Proceedings of the last full day of the 2022 session
The sun rose on Wednesday, the last full day of New Mexico’s 30-day legislative session for 2022lawmakers narrowly cutting it to agree on a budget for fiscal year 2023 and the fate of numerous bills, including an omnibus voting rights and election security package, on hot coals.
The nearly $8.5 billion proposed budget is headed to a conference committee after the state House of Representatives on Tuesday rejected an amended Senate bill. If the chambers do not agree on a budget before the close of business, the governor could call a special session to put together next year’s budget.
Lawmakers worked until late Tuesday night to finish work and pass an omnibus crime bill, a proposed interest rate cap on payday loans and an election. and the voting program, among others.
SB 144, originally a proposal making threatening or intimidating election workers a crime, was converted into an omnibus package on Tuesday when parts of two other bills, one dealing with election changes and the other of the right to vote, were added in a 165-page amendment.
The 2022 regular session of the part-time unpaid New Mexico Legislature ends Thursday at noon.

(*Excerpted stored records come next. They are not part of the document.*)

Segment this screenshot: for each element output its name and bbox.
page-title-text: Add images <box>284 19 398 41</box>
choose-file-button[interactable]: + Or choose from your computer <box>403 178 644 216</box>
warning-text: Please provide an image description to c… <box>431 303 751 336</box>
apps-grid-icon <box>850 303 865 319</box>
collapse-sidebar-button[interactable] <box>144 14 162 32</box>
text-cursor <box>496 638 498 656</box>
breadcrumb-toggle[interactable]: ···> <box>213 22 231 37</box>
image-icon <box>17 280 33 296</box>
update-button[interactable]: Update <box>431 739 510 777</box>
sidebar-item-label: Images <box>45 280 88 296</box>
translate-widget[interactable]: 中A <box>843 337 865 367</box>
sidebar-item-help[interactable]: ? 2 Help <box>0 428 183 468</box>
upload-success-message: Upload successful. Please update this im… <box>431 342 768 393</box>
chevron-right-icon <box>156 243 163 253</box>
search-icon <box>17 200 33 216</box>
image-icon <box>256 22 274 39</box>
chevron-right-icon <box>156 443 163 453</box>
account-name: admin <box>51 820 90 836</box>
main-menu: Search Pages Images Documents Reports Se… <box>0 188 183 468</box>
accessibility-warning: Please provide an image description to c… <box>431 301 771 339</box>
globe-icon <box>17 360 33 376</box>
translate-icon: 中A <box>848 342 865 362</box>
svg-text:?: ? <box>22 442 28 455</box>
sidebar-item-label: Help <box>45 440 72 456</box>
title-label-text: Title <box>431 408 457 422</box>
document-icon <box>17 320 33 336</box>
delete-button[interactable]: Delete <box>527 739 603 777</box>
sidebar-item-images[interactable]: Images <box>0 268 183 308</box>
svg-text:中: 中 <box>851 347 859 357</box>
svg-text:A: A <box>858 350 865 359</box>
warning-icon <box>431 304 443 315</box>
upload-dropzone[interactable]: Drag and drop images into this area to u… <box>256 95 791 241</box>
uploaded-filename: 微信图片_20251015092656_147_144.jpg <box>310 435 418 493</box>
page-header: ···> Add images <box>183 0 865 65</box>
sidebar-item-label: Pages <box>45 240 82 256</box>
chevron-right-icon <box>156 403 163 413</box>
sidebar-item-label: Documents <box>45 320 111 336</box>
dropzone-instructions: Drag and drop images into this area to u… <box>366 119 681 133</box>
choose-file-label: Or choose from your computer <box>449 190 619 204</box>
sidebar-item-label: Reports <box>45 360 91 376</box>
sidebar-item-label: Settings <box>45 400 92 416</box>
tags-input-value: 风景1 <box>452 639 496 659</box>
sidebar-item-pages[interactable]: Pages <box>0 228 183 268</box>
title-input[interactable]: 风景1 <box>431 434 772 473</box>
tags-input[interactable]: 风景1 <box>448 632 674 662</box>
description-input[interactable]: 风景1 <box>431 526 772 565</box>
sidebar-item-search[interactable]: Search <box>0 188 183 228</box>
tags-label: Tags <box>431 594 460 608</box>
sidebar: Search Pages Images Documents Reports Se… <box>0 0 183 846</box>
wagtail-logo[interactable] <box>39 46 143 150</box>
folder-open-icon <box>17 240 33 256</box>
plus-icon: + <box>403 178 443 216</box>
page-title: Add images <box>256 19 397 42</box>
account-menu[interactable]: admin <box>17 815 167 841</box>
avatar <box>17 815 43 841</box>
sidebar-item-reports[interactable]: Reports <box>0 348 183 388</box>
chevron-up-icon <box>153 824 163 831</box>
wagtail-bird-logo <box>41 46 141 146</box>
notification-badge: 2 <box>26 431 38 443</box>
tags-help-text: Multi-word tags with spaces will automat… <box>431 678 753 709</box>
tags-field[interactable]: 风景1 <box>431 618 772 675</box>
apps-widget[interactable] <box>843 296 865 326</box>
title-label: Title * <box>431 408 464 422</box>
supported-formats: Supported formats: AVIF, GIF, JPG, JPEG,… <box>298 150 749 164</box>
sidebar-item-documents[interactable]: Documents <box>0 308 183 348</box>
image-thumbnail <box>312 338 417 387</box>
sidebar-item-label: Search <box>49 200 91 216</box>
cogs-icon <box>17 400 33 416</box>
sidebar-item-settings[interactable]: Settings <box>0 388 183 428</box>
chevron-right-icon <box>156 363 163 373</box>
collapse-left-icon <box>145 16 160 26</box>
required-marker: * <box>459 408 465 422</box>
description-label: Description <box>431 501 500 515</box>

The Clean Fuel Standard Debate Continues
State Rep. Daymon Ely, D-Corrales, proposed an amendment to the Clean Fuel Standards Bill, SC 14, which would allow the San Juan plant to operate for a year beyond its abandonment date in June. The amendment passed unopposed by the House Government, Elections and Indian Affairs Committee.
Prior to Ely’s amendment, it had passed the Senate by a vote of 25 to 16.
A previous measure to extend the service of the coal-fired power station by two years was rejected by the House Monday.
Senate Bill 14 would provide tax incentives to fuel producers to encourage the production of low-carbon fuel, and is sponsored by Senate Democrat Pro Tempore Mimi Stewart of Albuquerque. At Wednesday’s hearing, she rejected claims by Rep. Greg Nibert, R-Roswell, that this would lead to significant increases in fuel prices, saying there is a global market for the production of cleaner fuels.
State Rep. Nathan Small, D-Las Cruces, carrying the bill for the House, answered questions as the noon hour approached, opening the final 24 hours of the session. He was eliminated from the committee by a vote of 5 to 3.
It took less than 10 minutes for a conference committee chaired by state Rep. Patricia Lundstrom, D-Gallup, to emerge with a reconciled proposal that could be presented to lawmakers on Wednesday.
The six-person committee included three members from each chamber. From the house were Lundstrom and Reps Gail Armstrong, D-Magdalena and Nathan Small, D-Las Cruces. From the Senate: George Muñoz, D-Gallup, Siah Correa Hemphill, D-Silver City and Crystal Diamond, R-Elephant Butte.
The committee quickly approved five changes to the budget bill, including dispersing $125 million that had been earmarked for a hydrogen energy center, $50 million earmarked for a public-private partnership program and $75 million dollars allocated to the state cash reserve.
Two changes were rejected after Senate members of the conference committee opposed them. One would have allocated $30 million for improving the rural health care delivery system and allocating grants to hospitals providing services to the indigent, and the other was an additional $5 million earmarked. to soil and water conservation districts.
Interest rates on installment loans
A bill limiting interest rates on installment loans to 36% is on its way to Governor Michelle Lujan Grisham after the House approved an amended Senate version HB 132.
After the endorsement was passed in the House, supporters began cheering and cheering, but were quickly silenced by House Speaker Brian Egolf, D-Santa Fe.
While the bill caps interest rates on payday loans, it also increases the maximum payday loan amount to $10,000 from $5,000 for up to two years. It also limits the accrual of interest and prohibits wage garnishment for reimbursement.
Supporters celebrated the bill’s provisions targeting predatory lending and collection practices by the industry, while critics had warned it would raise credit barriers for people who may not be eligible for government loans. banks or credit unions.
This story will be updated multiple times throughout the day as we watch the session.